Assistant Democratic Minority Leader, Kansas City’s Gail Beatty, defended the Governor’s actions.
She said he has a constitutional duty to have a balanced budget.
She said, however, she was surprised the Governor did what he did to the education budget.
“I hate that we have to pit our kids against, often times, big business, ”Beatty said.
The Governor said he would restore some of the money that he has restricted now, if the lawmakers sustain his vetoed in September.

Nixon Says More Cuts Could Be Coming as GOP Plots Override
June 12, 2014

(AP) — Democratic Gov. Jay Nixon vetoed a package of special sales tax breaks Wednesday for Missouri power companies, restaurants, computer data centers and others, setting up another showdown with a Republican-led Legislature that already has triumphed over him on a historic income tax cut.

Nixon denounced the tax break measures as a “grab bag of generous giveaways” providing “secret sweetheart deals” and “special interest favors” that could bust a $425 million hole in the state budget while also jeopardizing hundreds of millions of dollars of local tax revenues.

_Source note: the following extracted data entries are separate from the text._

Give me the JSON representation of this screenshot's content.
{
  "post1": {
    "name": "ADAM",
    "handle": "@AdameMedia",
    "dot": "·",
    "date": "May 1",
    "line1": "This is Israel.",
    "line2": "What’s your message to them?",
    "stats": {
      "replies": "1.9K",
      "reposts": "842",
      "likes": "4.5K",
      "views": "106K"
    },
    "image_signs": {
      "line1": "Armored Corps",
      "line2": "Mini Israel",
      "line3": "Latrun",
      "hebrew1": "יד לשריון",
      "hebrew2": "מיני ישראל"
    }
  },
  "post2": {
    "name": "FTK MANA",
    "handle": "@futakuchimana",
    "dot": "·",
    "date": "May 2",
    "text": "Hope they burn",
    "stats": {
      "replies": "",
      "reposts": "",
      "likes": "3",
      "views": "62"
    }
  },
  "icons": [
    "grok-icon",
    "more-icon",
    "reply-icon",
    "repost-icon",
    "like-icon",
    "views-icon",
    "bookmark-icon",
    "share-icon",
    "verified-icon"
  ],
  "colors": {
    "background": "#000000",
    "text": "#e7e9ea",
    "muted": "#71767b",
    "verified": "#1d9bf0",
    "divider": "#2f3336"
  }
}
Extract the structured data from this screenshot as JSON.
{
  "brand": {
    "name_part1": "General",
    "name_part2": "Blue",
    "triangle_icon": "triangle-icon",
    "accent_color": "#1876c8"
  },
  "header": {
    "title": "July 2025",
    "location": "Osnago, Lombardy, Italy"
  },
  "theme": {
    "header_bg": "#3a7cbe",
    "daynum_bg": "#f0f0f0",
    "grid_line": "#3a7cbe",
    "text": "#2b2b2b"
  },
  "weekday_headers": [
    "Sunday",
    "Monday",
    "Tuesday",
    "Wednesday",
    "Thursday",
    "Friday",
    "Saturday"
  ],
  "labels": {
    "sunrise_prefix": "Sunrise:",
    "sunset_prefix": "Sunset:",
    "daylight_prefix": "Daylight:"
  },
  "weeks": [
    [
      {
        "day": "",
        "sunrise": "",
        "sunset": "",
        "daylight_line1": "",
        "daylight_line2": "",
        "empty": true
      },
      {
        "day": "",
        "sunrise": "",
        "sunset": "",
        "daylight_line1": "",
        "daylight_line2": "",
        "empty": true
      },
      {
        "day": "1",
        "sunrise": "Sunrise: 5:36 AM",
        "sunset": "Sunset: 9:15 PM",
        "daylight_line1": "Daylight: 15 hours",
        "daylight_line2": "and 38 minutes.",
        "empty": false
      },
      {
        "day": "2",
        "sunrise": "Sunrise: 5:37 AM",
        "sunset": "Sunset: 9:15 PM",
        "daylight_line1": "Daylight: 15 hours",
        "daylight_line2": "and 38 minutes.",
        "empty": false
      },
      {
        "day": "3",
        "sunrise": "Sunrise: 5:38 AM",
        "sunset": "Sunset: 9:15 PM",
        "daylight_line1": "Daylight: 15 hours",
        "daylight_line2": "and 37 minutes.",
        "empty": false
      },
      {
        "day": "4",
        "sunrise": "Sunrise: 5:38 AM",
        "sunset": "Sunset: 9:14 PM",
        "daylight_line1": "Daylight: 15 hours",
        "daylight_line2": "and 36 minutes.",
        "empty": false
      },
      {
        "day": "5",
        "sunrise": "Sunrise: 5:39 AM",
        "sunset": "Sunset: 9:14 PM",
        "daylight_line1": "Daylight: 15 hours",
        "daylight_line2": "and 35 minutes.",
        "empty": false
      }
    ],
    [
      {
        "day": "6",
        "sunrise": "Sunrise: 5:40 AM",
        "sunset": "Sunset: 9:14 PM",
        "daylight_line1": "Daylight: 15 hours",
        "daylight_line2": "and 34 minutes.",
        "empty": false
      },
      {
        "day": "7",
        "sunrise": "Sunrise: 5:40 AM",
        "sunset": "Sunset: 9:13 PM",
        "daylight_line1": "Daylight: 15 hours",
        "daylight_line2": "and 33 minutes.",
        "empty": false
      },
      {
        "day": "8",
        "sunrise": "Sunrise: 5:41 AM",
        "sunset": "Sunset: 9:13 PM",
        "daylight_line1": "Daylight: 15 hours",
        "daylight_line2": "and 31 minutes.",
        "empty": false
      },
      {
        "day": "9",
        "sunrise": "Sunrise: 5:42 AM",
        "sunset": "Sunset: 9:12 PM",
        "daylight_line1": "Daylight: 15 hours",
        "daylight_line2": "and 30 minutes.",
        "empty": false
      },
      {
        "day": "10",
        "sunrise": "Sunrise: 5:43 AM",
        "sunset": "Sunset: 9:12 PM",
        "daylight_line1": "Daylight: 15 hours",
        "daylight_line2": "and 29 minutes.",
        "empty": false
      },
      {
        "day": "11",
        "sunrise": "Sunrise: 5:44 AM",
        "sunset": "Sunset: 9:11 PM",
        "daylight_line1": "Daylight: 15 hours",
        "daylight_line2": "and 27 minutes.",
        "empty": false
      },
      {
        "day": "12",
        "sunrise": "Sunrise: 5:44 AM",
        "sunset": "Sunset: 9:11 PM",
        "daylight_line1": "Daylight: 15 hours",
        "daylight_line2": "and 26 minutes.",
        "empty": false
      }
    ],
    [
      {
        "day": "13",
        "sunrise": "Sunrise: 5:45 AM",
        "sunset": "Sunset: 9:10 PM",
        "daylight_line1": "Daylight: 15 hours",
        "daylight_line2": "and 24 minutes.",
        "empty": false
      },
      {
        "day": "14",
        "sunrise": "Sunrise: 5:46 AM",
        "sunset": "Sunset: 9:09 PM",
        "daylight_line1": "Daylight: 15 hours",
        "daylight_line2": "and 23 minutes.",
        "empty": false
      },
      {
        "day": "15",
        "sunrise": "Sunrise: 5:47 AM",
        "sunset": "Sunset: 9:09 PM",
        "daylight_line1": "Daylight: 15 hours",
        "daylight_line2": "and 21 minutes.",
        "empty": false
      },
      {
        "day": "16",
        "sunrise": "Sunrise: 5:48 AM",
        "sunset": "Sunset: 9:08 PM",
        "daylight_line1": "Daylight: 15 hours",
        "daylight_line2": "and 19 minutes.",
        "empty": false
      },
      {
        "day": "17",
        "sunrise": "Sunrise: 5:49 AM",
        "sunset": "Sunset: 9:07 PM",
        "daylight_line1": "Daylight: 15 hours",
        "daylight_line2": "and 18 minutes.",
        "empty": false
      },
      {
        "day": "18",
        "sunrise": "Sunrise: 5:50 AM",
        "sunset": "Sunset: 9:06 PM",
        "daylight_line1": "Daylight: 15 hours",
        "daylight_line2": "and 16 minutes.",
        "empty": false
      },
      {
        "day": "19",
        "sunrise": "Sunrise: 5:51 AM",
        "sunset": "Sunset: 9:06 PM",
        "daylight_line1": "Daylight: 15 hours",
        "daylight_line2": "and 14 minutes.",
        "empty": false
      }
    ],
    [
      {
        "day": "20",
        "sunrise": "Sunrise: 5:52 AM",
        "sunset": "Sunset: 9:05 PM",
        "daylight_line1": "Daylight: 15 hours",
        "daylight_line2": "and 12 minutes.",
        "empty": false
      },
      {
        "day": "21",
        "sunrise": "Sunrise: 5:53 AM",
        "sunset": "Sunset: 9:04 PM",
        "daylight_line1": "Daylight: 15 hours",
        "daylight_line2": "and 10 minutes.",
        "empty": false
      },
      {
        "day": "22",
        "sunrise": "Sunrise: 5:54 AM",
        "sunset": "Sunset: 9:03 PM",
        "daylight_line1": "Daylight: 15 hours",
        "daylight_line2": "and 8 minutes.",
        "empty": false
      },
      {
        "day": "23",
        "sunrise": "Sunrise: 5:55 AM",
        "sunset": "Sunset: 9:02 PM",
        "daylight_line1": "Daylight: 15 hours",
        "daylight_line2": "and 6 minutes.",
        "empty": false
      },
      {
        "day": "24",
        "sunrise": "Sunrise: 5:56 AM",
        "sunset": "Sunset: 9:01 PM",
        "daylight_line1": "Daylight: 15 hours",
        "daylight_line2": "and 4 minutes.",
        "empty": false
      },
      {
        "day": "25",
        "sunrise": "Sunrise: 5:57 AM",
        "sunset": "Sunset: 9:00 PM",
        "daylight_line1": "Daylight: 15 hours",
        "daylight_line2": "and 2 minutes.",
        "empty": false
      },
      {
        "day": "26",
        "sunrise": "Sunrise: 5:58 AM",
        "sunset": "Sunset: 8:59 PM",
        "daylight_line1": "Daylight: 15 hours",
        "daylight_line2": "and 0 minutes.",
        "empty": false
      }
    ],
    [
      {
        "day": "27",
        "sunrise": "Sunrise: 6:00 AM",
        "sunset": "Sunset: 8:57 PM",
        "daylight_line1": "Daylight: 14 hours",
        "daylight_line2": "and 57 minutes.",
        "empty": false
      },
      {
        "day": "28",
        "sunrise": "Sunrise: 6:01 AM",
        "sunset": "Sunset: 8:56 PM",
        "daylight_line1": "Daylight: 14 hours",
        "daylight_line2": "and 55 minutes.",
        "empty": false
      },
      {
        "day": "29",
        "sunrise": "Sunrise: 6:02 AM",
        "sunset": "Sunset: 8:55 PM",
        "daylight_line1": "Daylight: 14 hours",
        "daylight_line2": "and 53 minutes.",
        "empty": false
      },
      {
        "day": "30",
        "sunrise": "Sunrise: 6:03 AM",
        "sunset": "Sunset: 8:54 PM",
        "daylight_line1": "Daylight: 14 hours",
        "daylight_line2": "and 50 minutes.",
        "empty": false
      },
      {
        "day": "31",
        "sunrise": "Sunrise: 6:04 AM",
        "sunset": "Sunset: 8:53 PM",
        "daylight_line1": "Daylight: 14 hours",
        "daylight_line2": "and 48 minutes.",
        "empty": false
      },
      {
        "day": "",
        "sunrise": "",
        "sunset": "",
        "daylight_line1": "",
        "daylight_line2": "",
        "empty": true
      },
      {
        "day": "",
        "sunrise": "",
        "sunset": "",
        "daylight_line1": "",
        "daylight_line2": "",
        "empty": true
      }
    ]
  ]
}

While vetoing 10 bills, Nixon also said he would make “dramatic spending reductions” in the coming weeks to guard against the potential for lawmakers to enact the tax breaks by overriding his objections during their September session.

“My vetoes today are the first step toward restoring fiscal sanity to a budget process that has gone off the rails,” Nixon said at a Capitol news conference.

Some Republican lawmakers and business groups immediately vowed to pursue veto overrides. They disputed Nixon’s cost projections and defended the bills as a mixture of important business incentives and mere clarifications of existing tax policies that they contend have been misinterpreted by the courts and Nixon’s administration.

“By vetoing these bills, he has reemphasized the fact that the focus of his tax and spend administration is on growing the size of government rather than growing our economy,” said House Speaker Tim Jones, R-Eureka.

Republicans hold a two-thirds majority required for veto overrides in the Senate and are one seat short of that threshold in the House. But the GOP is likely to gain seats when special elections are held in August for four vacant House districts.